Systemic autoimmune rheumatic diseases (SARDs) such as systemic sclerosis (SSc, or scleroderma) and ANCA-associated vasculitis (AAV) are rare with annual incidences estimated at 1.4 (1.1–1.9) per 100.000 for SSc [Citation3] and 3–5 cases per 100,000 for AAV [Citation4,Citation5]. SSc is characterized by systemic immune dysregulation, vasculopathy, and/or fibrosis [Citation6].
ME/CFS, Systemic Sclerosis, and Vasculitides are unique diseases with vastly different presentations. However, their pathogenesis shares a multitude of inflammatory, immune, and metabolic perturbations. In particular, mitochondrial dysregulation, Th2 polarization, low IgG levels and reduced NK cell cytotoxicity have been highlighted in all three groups – suggesting that in patients with ME/CFS and SSc or vasculitis, common mechanisms may be present. Patients with these diseases also present with high levels of persistent, debilitating fatigue.

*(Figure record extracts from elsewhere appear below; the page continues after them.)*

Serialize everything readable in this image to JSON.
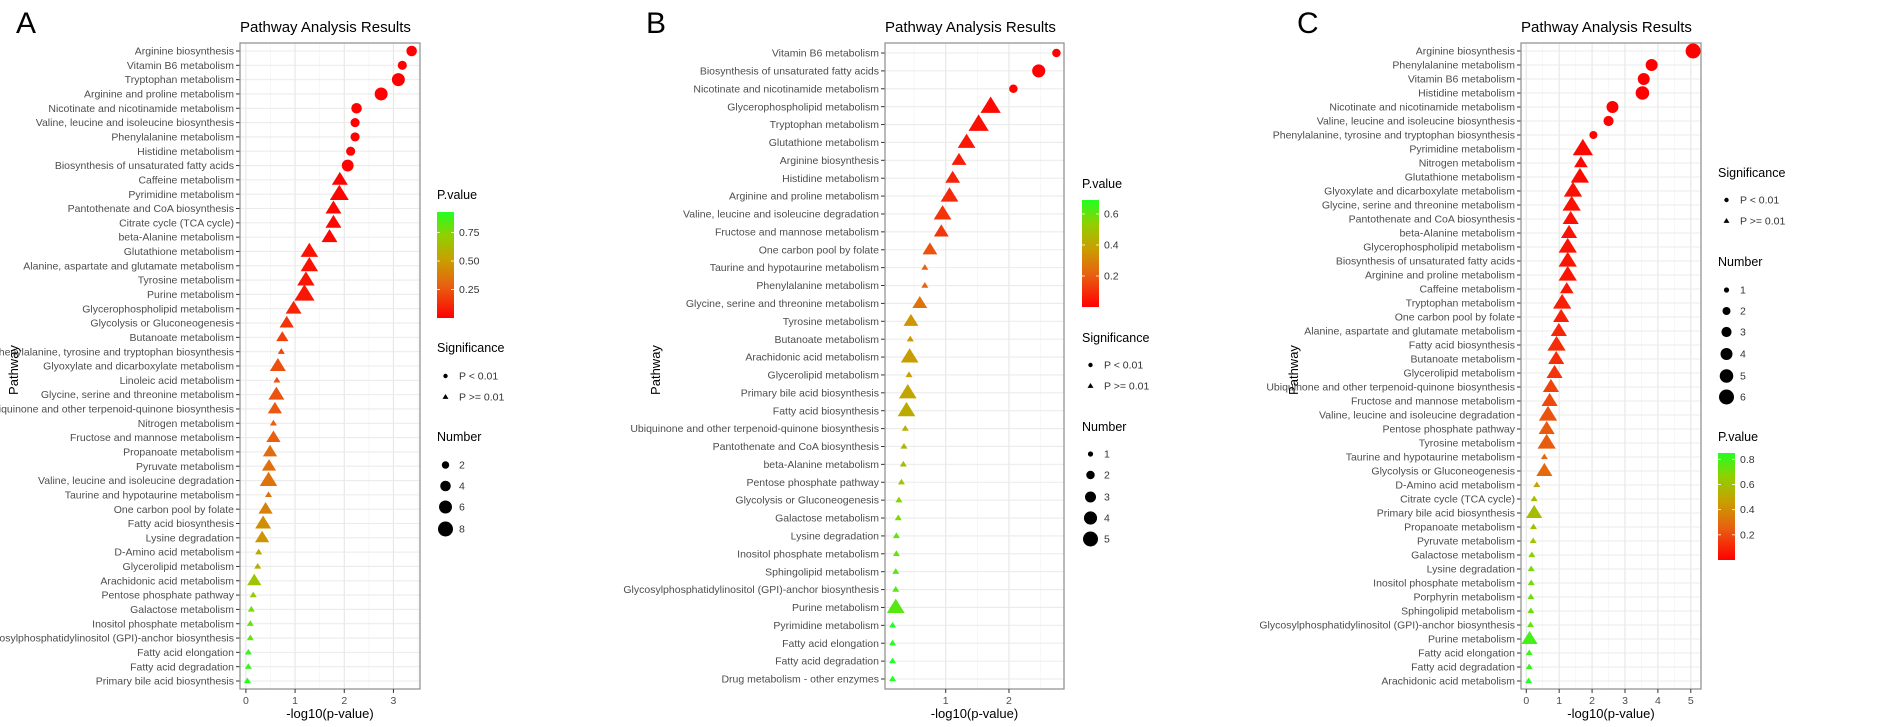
{
  "chart_data": [
    {
      "panel_label": "A",
      "type": "scatter",
      "title": "Pathway Analysis Results",
      "xlabel": "-log10(p-value)",
      "ylabel": "Pathway",
      "xlim": [
        -0.12,
        3.54
      ],
      "xticks": [
        "0",
        "1",
        "2",
        "3"
      ],
      "grid": true,
      "legend": {
        "pvalue_title": "P.value",
        "pvalue_ticks": [
          "0.75",
          "0.50",
          "0.25"
        ],
        "pvalue_tick_values": [
          0.75,
          0.5,
          0.25
        ],
        "pvalue_range": [
          0,
          0.93
        ],
        "significance_title": "Significance",
        "significance_labels": [
          "P < 0.01",
          "P >= 0.01"
        ],
        "number_title": "Number",
        "number_labels": [
          "2",
          "4",
          "6",
          "8"
        ],
        "number_values": [
          2,
          4,
          6,
          8
        ],
        "order": [
          "pvalue",
          "significance",
          "number"
        ]
      },
      "points": [
        {
          "pathway": "Arginine biosynthesis",
          "neglog10p": 3.37,
          "number": 4
        },
        {
          "pathway": "Vitamin B6 metabolism",
          "neglog10p": 3.18,
          "number": 3
        },
        {
          "pathway": "Tryptophan metabolism",
          "neglog10p": 3.1,
          "number": 6
        },
        {
          "pathway": "Arginine and proline metabolism",
          "neglog10p": 2.75,
          "number": 6
        },
        {
          "pathway": "Nicotinate and nicotinamide metabolism",
          "neglog10p": 2.25,
          "number": 4
        },
        {
          "pathway": "Valine, leucine and isoleucine biosynthesis",
          "neglog10p": 2.22,
          "number": 3
        },
        {
          "pathway": "Phenylalanine metabolism",
          "neglog10p": 2.22,
          "number": 3
        },
        {
          "pathway": "Histidine metabolism",
          "neglog10p": 2.13,
          "number": 3
        },
        {
          "pathway": "Biosynthesis of unsaturated fatty acids",
          "neglog10p": 2.07,
          "number": 5
        },
        {
          "pathway": "Caffeine metabolism",
          "neglog10p": 1.91,
          "number": 5
        },
        {
          "pathway": "Pyrimidine metabolism",
          "neglog10p": 1.9,
          "number": 7
        },
        {
          "pathway": "Pantothenate and CoA biosynthesis",
          "neglog10p": 1.78,
          "number": 5
        },
        {
          "pathway": "Citrate cycle (TCA cycle)",
          "neglog10p": 1.78,
          "number": 5
        },
        {
          "pathway": "beta-Alanine metabolism",
          "neglog10p": 1.7,
          "number": 5
        },
        {
          "pathway": "Glutathione metabolism",
          "neglog10p": 1.29,
          "number": 6
        },
        {
          "pathway": "Alanine, aspartate and glutamate metabolism",
          "neglog10p": 1.29,
          "number": 6
        },
        {
          "pathway": "Tyrosine metabolism",
          "neglog10p": 1.22,
          "number": 6
        },
        {
          "pathway": "Purine metabolism",
          "neglog10p": 1.19,
          "number": 8
        },
        {
          "pathway": "Glycerophospholipid metabolism",
          "neglog10p": 0.97,
          "number": 5
        },
        {
          "pathway": "Glycolysis or Gluconeogenesis",
          "neglog10p": 0.83,
          "number": 4
        },
        {
          "pathway": "Butanoate metabolism",
          "neglog10p": 0.74,
          "number": 3
        },
        {
          "pathway": "Phenylalanine, tyrosine and tryptophan biosynthesis",
          "neglog10p": 0.72,
          "number": 1
        },
        {
          "pathway": "Glyoxylate and dicarboxylate metabolism",
          "neglog10p": 0.65,
          "number": 5
        },
        {
          "pathway": "Linoleic acid metabolism",
          "neglog10p": 0.63,
          "number": 1
        },
        {
          "pathway": "Glycine, serine and threonine metabolism",
          "neglog10p": 0.62,
          "number": 5
        },
        {
          "pathway": "Ubiquinone and other terpenoid-quinone biosynthesis",
          "neglog10p": 0.59,
          "number": 4
        },
        {
          "pathway": "Nitrogen metabolism",
          "neglog10p": 0.56,
          "number": 1
        },
        {
          "pathway": "Fructose and mannose metabolism",
          "neglog10p": 0.56,
          "number": 4
        },
        {
          "pathway": "Propanoate metabolism",
          "neglog10p": 0.49,
          "number": 4
        },
        {
          "pathway": "Pyruvate metabolism",
          "neglog10p": 0.47,
          "number": 4
        },
        {
          "pathway": "Valine, leucine and isoleucine degradation",
          "neglog10p": 0.46,
          "number": 6
        },
        {
          "pathway": "Taurine and hypotaurine metabolism",
          "neglog10p": 0.46,
          "number": 1
        },
        {
          "pathway": "One carbon pool by folate",
          "neglog10p": 0.4,
          "number": 4
        },
        {
          "pathway": "Fatty acid biosynthesis",
          "neglog10p": 0.35,
          "number": 5
        },
        {
          "pathway": "Lysine degradation",
          "neglog10p": 0.33,
          "number": 4
        },
        {
          "pathway": "D-Amino acid metabolism",
          "neglog10p": 0.26,
          "number": 1
        },
        {
          "pathway": "Glycerolipid metabolism",
          "neglog10p": 0.24,
          "number": 1
        },
        {
          "pathway": "Arachidonic acid metabolism",
          "neglog10p": 0.17,
          "number": 4
        },
        {
          "pathway": "Pentose phosphate pathway",
          "neglog10p": 0.15,
          "number": 1
        },
        {
          "pathway": "Galactose metabolism",
          "neglog10p": 0.11,
          "number": 1
        },
        {
          "pathway": "Inositol phosphate metabolism",
          "neglog10p": 0.09,
          "number": 1
        },
        {
          "pathway": "Glycosylphosphatidylinositol (GPI)-anchor biosynthesis",
          "neglog10p": 0.09,
          "number": 1
        },
        {
          "pathway": "Fatty acid elongation",
          "neglog10p": 0.05,
          "number": 1
        },
        {
          "pathway": "Fatty acid degradation",
          "neglog10p": 0.05,
          "number": 1
        },
        {
          "pathway": "Primary bile acid biosynthesis",
          "neglog10p": 0.03,
          "number": 1
        }
      ]
    },
    {
      "panel_label": "B",
      "type": "scatter",
      "title": "Pathway Analysis Results",
      "xlabel": "-log10(p-value)",
      "ylabel": "Pathway",
      "xlim": [
        0.04,
        2.87
      ],
      "xticks": [
        "1",
        "2"
      ],
      "grid": true,
      "legend": {
        "pvalue_title": "P.value",
        "pvalue_ticks": [
          "0.6",
          "0.4",
          "0.2"
        ],
        "pvalue_tick_values": [
          0.6,
          0.4,
          0.2
        ],
        "pvalue_range": [
          0,
          0.69
        ],
        "significance_title": "Significance",
        "significance_labels": [
          "P < 0.01",
          "P >= 0.01"
        ],
        "number_title": "Number",
        "number_labels": [
          "1",
          "2",
          "3",
          "4",
          "5"
        ],
        "number_values": [
          1,
          2,
          3,
          4,
          5
        ],
        "order": [
          "pvalue",
          "significance",
          "number"
        ]
      },
      "points": [
        {
          "pathway": "Vitamin B6 metabolism",
          "neglog10p": 2.75,
          "number": 2
        },
        {
          "pathway": "Biosynthesis of unsaturated fatty acids",
          "neglog10p": 2.47,
          "number": 4
        },
        {
          "pathway": "Nicotinate and nicotinamide metabolism",
          "neglog10p": 2.07,
          "number": 2
        },
        {
          "pathway": "Glycerophospholipid metabolism",
          "neglog10p": 1.71,
          "number": 5
        },
        {
          "pathway": "Tryptophan metabolism",
          "neglog10p": 1.52,
          "number": 5
        },
        {
          "pathway": "Glutathione metabolism",
          "neglog10p": 1.33,
          "number": 4
        },
        {
          "pathway": "Arginine biosynthesis",
          "neglog10p": 1.21,
          "number": 3
        },
        {
          "pathway": "Histidine metabolism",
          "neglog10p": 1.11,
          "number": 3
        },
        {
          "pathway": "Arginine and proline metabolism",
          "neglog10p": 1.06,
          "number": 4
        },
        {
          "pathway": "Valine, leucine and isoleucine degradation",
          "neglog10p": 0.95,
          "number": 4
        },
        {
          "pathway": "Fructose and mannose metabolism",
          "neglog10p": 0.93,
          "number": 3
        },
        {
          "pathway": "One carbon pool by folate",
          "neglog10p": 0.75,
          "number": 3
        },
        {
          "pathway": "Taurine and hypotaurine metabolism",
          "neglog10p": 0.67,
          "number": 1
        },
        {
          "pathway": "Phenylalanine metabolism",
          "neglog10p": 0.67,
          "number": 1
        },
        {
          "pathway": "Glycine, serine and threonine metabolism",
          "neglog10p": 0.59,
          "number": 3
        },
        {
          "pathway": "Tyrosine metabolism",
          "neglog10p": 0.45,
          "number": 3
        },
        {
          "pathway": "Butanoate metabolism",
          "neglog10p": 0.44,
          "number": 1
        },
        {
          "pathway": "Arachidonic acid metabolism",
          "neglog10p": 0.43,
          "number": 4
        },
        {
          "pathway": "Glycerolipid metabolism",
          "neglog10p": 0.42,
          "number": 1
        },
        {
          "pathway": "Primary bile acid biosynthesis",
          "neglog10p": 0.4,
          "number": 4
        },
        {
          "pathway": "Fatty acid biosynthesis",
          "neglog10p": 0.38,
          "number": 4
        },
        {
          "pathway": "Ubiquinone and other terpenoid-quinone biosynthesis",
          "neglog10p": 0.36,
          "number": 1
        },
        {
          "pathway": "Pantothenate and CoA biosynthesis",
          "neglog10p": 0.34,
          "number": 1
        },
        {
          "pathway": "beta-Alanine metabolism",
          "neglog10p": 0.33,
          "number": 1
        },
        {
          "pathway": "Pentose phosphate pathway",
          "neglog10p": 0.3,
          "number": 1
        },
        {
          "pathway": "Glycolysis or Gluconeogenesis",
          "neglog10p": 0.26,
          "number": 1
        },
        {
          "pathway": "Galactose metabolism",
          "neglog10p": 0.25,
          "number": 1
        },
        {
          "pathway": "Lysine degradation",
          "neglog10p": 0.22,
          "number": 1
        },
        {
          "pathway": "Inositol phosphate metabolism",
          "neglog10p": 0.22,
          "number": 1
        },
        {
          "pathway": "Sphingolipid metabolism",
          "neglog10p": 0.21,
          "number": 1
        },
        {
          "pathway": "Glycosylphosphatidylinositol (GPI)-anchor biosynthesis",
          "neglog10p": 0.21,
          "number": 1
        },
        {
          "pathway": "Purine metabolism",
          "neglog10p": 0.21,
          "number": 4
        },
        {
          "pathway": "Pyrimidine metabolism",
          "neglog10p": 0.16,
          "number": 1
        },
        {
          "pathway": "Fatty acid elongation",
          "neglog10p": 0.16,
          "number": 1
        },
        {
          "pathway": "Fatty acid degradation",
          "neglog10p": 0.16,
          "number": 1
        },
        {
          "pathway": "Drug metabolism - other enzymes",
          "neglog10p": 0.16,
          "number": 1
        }
      ]
    },
    {
      "panel_label": "C",
      "type": "scatter",
      "title": "Pathway Analysis Results",
      "xlabel": "-log10(p-value)",
      "ylabel": "Pathway",
      "xlim": [
        -0.16,
        5.31
      ],
      "xticks": [
        "0",
        "1",
        "2",
        "3",
        "4",
        "5"
      ],
      "grid": true,
      "legend": {
        "pvalue_title": "P.value",
        "pvalue_ticks": [
          "0.8",
          "0.6",
          "0.4",
          "0.2"
        ],
        "pvalue_tick_values": [
          0.8,
          0.6,
          0.4,
          0.2
        ],
        "pvalue_range": [
          0,
          0.85
        ],
        "significance_title": "Significance",
        "significance_labels": [
          "P < 0.01",
          "P >= 0.01"
        ],
        "number_title": "Number",
        "number_labels": [
          "1",
          "2",
          "3",
          "4",
          "5",
          "6"
        ],
        "number_values": [
          1,
          2,
          3,
          4,
          5,
          6
        ],
        "order": [
          "significance",
          "number",
          "pvalue"
        ]
      },
      "points": [
        {
          "pathway": "Arginine biosynthesis",
          "neglog10p": 5.07,
          "number": 6
        },
        {
          "pathway": "Phenylalanine metabolism",
          "neglog10p": 3.81,
          "number": 4
        },
        {
          "pathway": "Vitamin B6 metabolism",
          "neglog10p": 3.57,
          "number": 4
        },
        {
          "pathway": "Histidine metabolism",
          "neglog10p": 3.53,
          "number": 5
        },
        {
          "pathway": "Nicotinate and nicotinamide metabolism",
          "neglog10p": 2.62,
          "number": 4
        },
        {
          "pathway": "Valine, leucine and isoleucine biosynthesis",
          "neglog10p": 2.5,
          "number": 3
        },
        {
          "pathway": "Phenylalanine, tyrosine and tryptophan biosynthesis",
          "neglog10p": 2.04,
          "number": 2
        },
        {
          "pathway": "Pyrimidine metabolism",
          "neglog10p": 1.72,
          "number": 6
        },
        {
          "pathway": "Nitrogen metabolism",
          "neglog10p": 1.66,
          "number": 3
        },
        {
          "pathway": "Glutathione metabolism",
          "neglog10p": 1.63,
          "number": 5
        },
        {
          "pathway": "Glyoxylate and dicarboxylate metabolism",
          "neglog10p": 1.42,
          "number": 5
        },
        {
          "pathway": "Glycine, serine and threonine metabolism",
          "neglog10p": 1.38,
          "number": 5
        },
        {
          "pathway": "Pantothenate and CoA biosynthesis",
          "neglog10p": 1.35,
          "number": 4
        },
        {
          "pathway": "beta-Alanine metabolism",
          "neglog10p": 1.3,
          "number": 4
        },
        {
          "pathway": "Glycerophospholipid metabolism",
          "neglog10p": 1.26,
          "number": 5
        },
        {
          "pathway": "Biosynthesis of unsaturated fatty acids",
          "neglog10p": 1.26,
          "number": 5
        },
        {
          "pathway": "Arginine and proline metabolism",
          "neglog10p": 1.26,
          "number": 5
        },
        {
          "pathway": "Caffeine metabolism",
          "neglog10p": 1.23,
          "number": 3
        },
        {
          "pathway": "Tryptophan metabolism",
          "neglog10p": 1.09,
          "number": 5
        },
        {
          "pathway": "One carbon pool by folate",
          "neglog10p": 1.06,
          "number": 4
        },
        {
          "pathway": "Alanine, aspartate and glutamate metabolism",
          "neglog10p": 0.99,
          "number": 4
        },
        {
          "pathway": "Fatty acid biosynthesis",
          "neglog10p": 0.92,
          "number": 5
        },
        {
          "pathway": "Butanoate metabolism",
          "neglog10p": 0.91,
          "number": 4
        },
        {
          "pathway": "Glycerolipid metabolism",
          "neglog10p": 0.86,
          "number": 4
        },
        {
          "pathway": "Ubiquinone and other terpenoid-quinone biosynthesis",
          "neglog10p": 0.75,
          "number": 4
        },
        {
          "pathway": "Fructose and mannose metabolism",
          "neglog10p": 0.71,
          "number": 4
        },
        {
          "pathway": "Valine, leucine and isoleucine degradation",
          "neglog10p": 0.66,
          "number": 5
        },
        {
          "pathway": "Pentose phosphate pathway",
          "neglog10p": 0.62,
          "number": 4
        },
        {
          "pathway": "Tyrosine metabolism",
          "neglog10p": 0.62,
          "number": 5
        },
        {
          "pathway": "Taurine and hypotaurine metabolism",
          "neglog10p": 0.55,
          "number": 1
        },
        {
          "pathway": "Glycolysis or Gluconeogenesis",
          "neglog10p": 0.55,
          "number": 4
        },
        {
          "pathway": "D-Amino acid metabolism",
          "neglog10p": 0.32,
          "number": 1
        },
        {
          "pathway": "Citrate cycle (TCA cycle)",
          "neglog10p": 0.24,
          "number": 1
        },
        {
          "pathway": "Primary bile acid biosynthesis",
          "neglog10p": 0.24,
          "number": 4
        },
        {
          "pathway": "Propanoate metabolism",
          "neglog10p": 0.22,
          "number": 1
        },
        {
          "pathway": "Pyruvate metabolism",
          "neglog10p": 0.21,
          "number": 1
        },
        {
          "pathway": "Galactose metabolism",
          "neglog10p": 0.17,
          "number": 1
        },
        {
          "pathway": "Lysine degradation",
          "neglog10p": 0.15,
          "number": 1
        },
        {
          "pathway": "Inositol phosphate metabolism",
          "neglog10p": 0.15,
          "number": 1
        },
        {
          "pathway": "Porphyrin metabolism",
          "neglog10p": 0.14,
          "number": 1
        },
        {
          "pathway": "Sphingolipid metabolism",
          "neglog10p": 0.14,
          "number": 1
        },
        {
          "pathway": "Glycosylphosphatidylinositol (GPI)-anchor biosynthesis",
          "neglog10p": 0.13,
          "number": 1
        },
        {
          "pathway": "Purine metabolism",
          "neglog10p": 0.1,
          "number": 4
        },
        {
          "pathway": "Fatty acid elongation",
          "neglog10p": 0.09,
          "number": 1
        },
        {
          "pathway": "Fatty acid degradation",
          "neglog10p": 0.09,
          "number": 1
        },
        {
          "pathway": "Arachidonic acid metabolism",
          "neglog10p": 0.07,
          "number": 1
        }
      ]
    }
  ]
}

We have identified that patients with early SSc and AAV patients with fatigue fulfill the diagnostic criteria for ME/CFS. Although these patients cannot be diagnosed as having ME/CFS, the criteria surrounding the diagnosis of ME/CFS have been very well researched. Using ME/CFS criteria as a standardized approach to identifying persistent fatigue in SARDs may help streamline research, including the identification of potential biomarkers as well as improved treatment strategies.